Metrics
The ** metrics** provides a quick health check for the service.
It summarizes key Site Reliability Engineering (SRE) metrics that help engineers monitor the performance and reliability of the system.
Service Level Objective (SLO)
The Service Level Objective (SLO) defines the reliability target for the service.
- Availability: 99.95%
- Target: 99.9%
If the current availability meets the defined target, the dashboard indicates that the service is Meeting SLO.
Golden Signals (SRE)
The dashboard tracks the four golden signals of SRE, which are essential metrics used to monitor system health.
Latency
Latency measures how long it takes for a system to respond to a request.
- P95 Latency: 120ms
- P99 Latency: 253ms
Lower latency ensures faster responses and a better user experience.
Traffic
Traffic indicates the number of incoming requests handled by the system.

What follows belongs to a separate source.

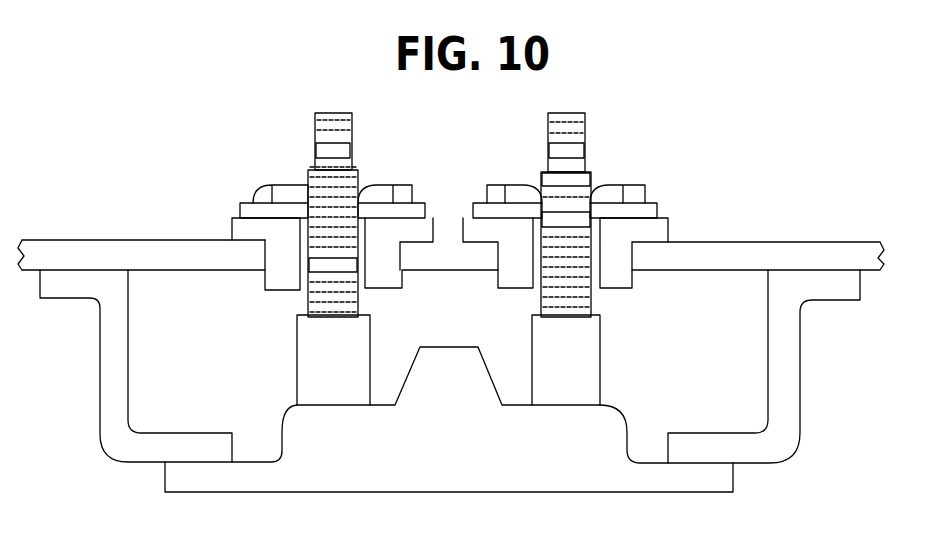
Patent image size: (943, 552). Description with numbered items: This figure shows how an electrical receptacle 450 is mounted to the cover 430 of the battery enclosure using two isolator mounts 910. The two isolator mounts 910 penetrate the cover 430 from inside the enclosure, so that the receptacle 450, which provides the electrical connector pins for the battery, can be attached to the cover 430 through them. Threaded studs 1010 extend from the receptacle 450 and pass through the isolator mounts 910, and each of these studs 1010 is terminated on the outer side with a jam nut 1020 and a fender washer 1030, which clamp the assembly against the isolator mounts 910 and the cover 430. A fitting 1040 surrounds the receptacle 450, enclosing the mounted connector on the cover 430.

- Requests Per Second: 4.4 RPS
Monitoring traffic helps identify system load and user demand.
Error Rate
Error rate represents the percentage of requests that fail.
- Error Rate: 0.50%
- Errors per second: 0.020
A higher error rate may indicate system instability or service issues.
Saturation
Saturation measures how heavily system resources are being used.
- Memory Usage: 65.3%
High saturation levels may impact performance if system resources become fully utilized.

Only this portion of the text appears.